Молодая женщина уже готова была склониться на его просьбу, уступить нежным, ласковым настояниям. Но она тотчас же высвободилась из его объятий.

— О, Лука! Что ты говоришь? Можно ли быть таким неблагоразумным?.. Пойти с тобою! Господи, да ведь такая огласка будет для тебя страшной опасностью! Было бы преступлением с моей стороны создавать лишние трудности на твоем пути… Скорей уходи! Даже под страхом смерти я не назову твоего имени!

Лука попытался доказать ей, насколько бессмысленно приносить такую жертву людскому лицемерию:

— Я отец твоего ребенка, ты моя жена и должна следовать за мной. Завтра, когда будет построен Город, Город справедливости, в нем будет один закон — закон любви; свободный союз двух людей будет пользоваться всеобщим уважением… Зачем же нам обращать внимание на людей, сегодня еще исполненных предрассудков?

Но Жозина упорствовала; она говорила, что для нее имеет значение и сегодняшний день, что она хочет устранить все препятствия с пути Луки, хочет видеть его могучим и торжествующим. И тогда у Луки вырвался крик отчаяния:

— Значит, ты никогда не вернешься ко мне и я никогда не смогу открыто признать ребенка своим!

Жозина с очаровательной нежностью вновь обняла Луку и, приблизив уста к его устам, тихо прошептала:

— Я вернусь к тебе в тот день, когда у тебя будет нужда во мне, когда я стану уже не помехой, а опорой для тебя, вернусь с нашим дорогим ребенком, который придаст нам обоим новую силу.
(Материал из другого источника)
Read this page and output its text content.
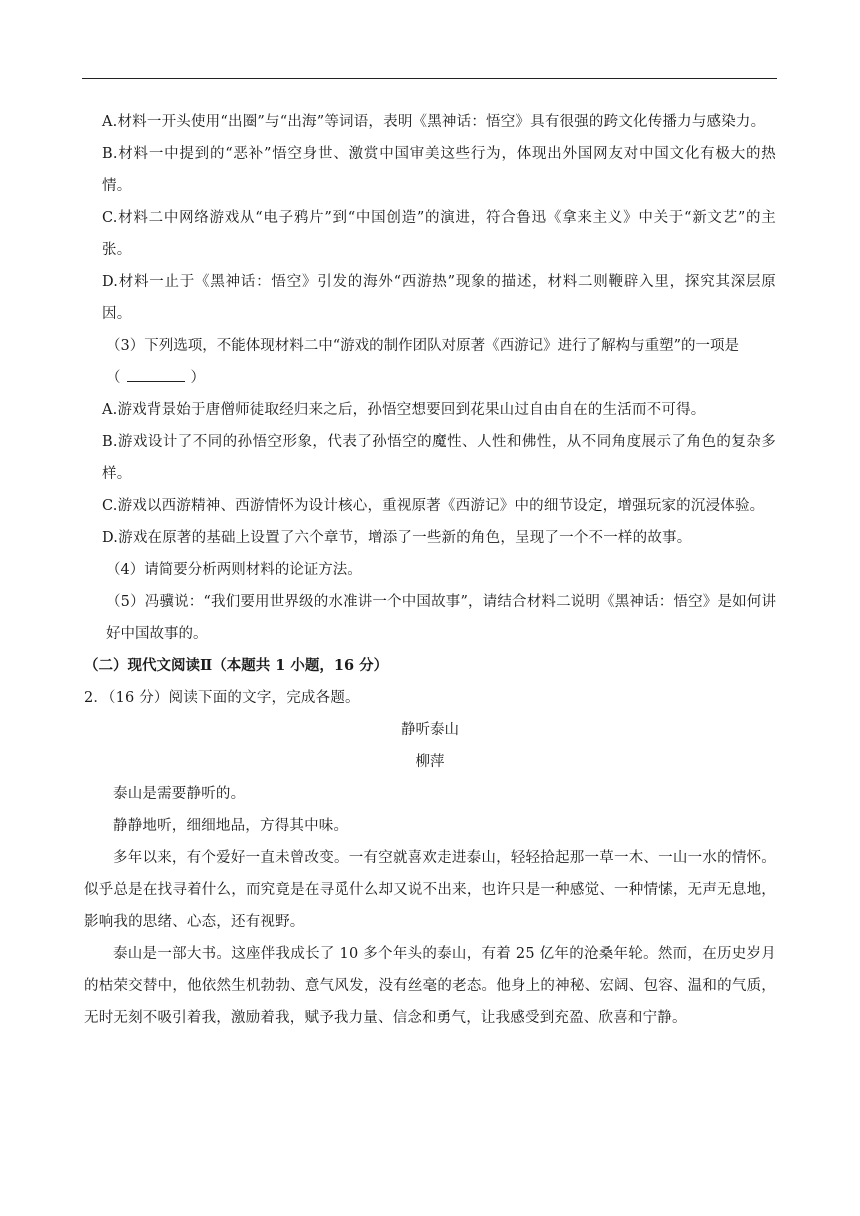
A.材料一开头使用“出圈”与“出海”等词语，表明《黑神话：悟空》具有很强的跨文化传播力与感染力。

B.材料一中提到的“恶补”悟空身世、激赏中国审美这些行为，体现出外国网友对中国文化有极大的热情。

C.材料二中网络游戏从“电子鸦片”到“中国创造”的演进，符合鲁迅《拿来主义》中关于“新文艺”的主张。

D.材料一止于《黑神话：悟空》引发的海外“西游热”现象的描述，材料二则鞭辟入里，探究其深层原因。

（3）下列选项，不能体现材料二中“游戏的制作团队对原著《西游记》进行了解构与重塑”的一项是
（	）

A.游戏背景始于唐僧师徒取经归来之后，孙悟空想要回到花果山过自由自在的生活而不可得。

B.游戏设计了不同的孙悟空形象，代表了孙悟空的魔性、人性和佛性，从不同角度展示了角色的复杂多样。

C.游戏以西游精神、西游情怀为设计核心，重视原著《西游记》中的细节设定，增强玩家的沉浸体验。

D.游戏在原著的基础上设置了六个章节，增添了一些新的角色，呈现了一个不一样的故事。

（4）请简要分析两则材料的论证方法。

（5）冯骥说：“我们要用世界级的水准讲一个中国故事”，请结合材料二说明《黑神话：悟空》是如何讲好中国故事的。

（二）现代文阅读Ⅱ（本题共 1 小题，16 分）

2．（16 分）阅读下面的文字，完成各题。

静听泰山

柳萍

泰山是需要静听的。

静静地听，细细地品，方得其中味。

多年以来，有个爱好一直未曾改变。一有空就喜欢走进泰山，轻轻拾起那一草一木、一山一水的情怀。似乎总是在找寻着什么，而究竟是在寻觅什么却又说不出来，也许只是一种感觉、一种情愫，无声无息地，影响我的思绪、心态，还有视野。

泰山是一部大书。这座伴我成长了 10 多个年头的泰山，有着 25 亿年的沧桑年轮。然而，在历史岁月的枯荣交替中，他依然生机勃勃、意气风发，没有丝毫的老态。他身上的神秘、宏阔、包容、温和的气质，无时无刻不吸引着我，激励着我，赋予我力量、信念和勇气，让我感受到充盈、欣喜和宁静。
Вокруг них простиралась черная агония Боклера, старого города, зачумленного отверженным трудом, изнемогающего под бременем вековой несправедливости; а Лука и Жозина обменивались словами, полными надежды на грядущий мир, на грядущее счастье.

— Ты мой муж, у меня не было никого в жизни, кроме тебя; если бы ты знал, как сладко скрывать твое имя даже под угрозами, хранить его, как тайный цветок, как талисман! О, я не так уж страдаю: я сильна и счастлива!

— Ты моя жена, я полюбил тебя в тот самый вечер, когда встретил такой униженной и божественно прекрасной; ты скрываешь от всех мое имя, я стану скрывать твое, оно будет моей святыней и моей силой, пока ты сама открыто не объявишь о нашей любви.

— О Лука, как ты разумен, как ты хорош и какое счастье нас ожидает!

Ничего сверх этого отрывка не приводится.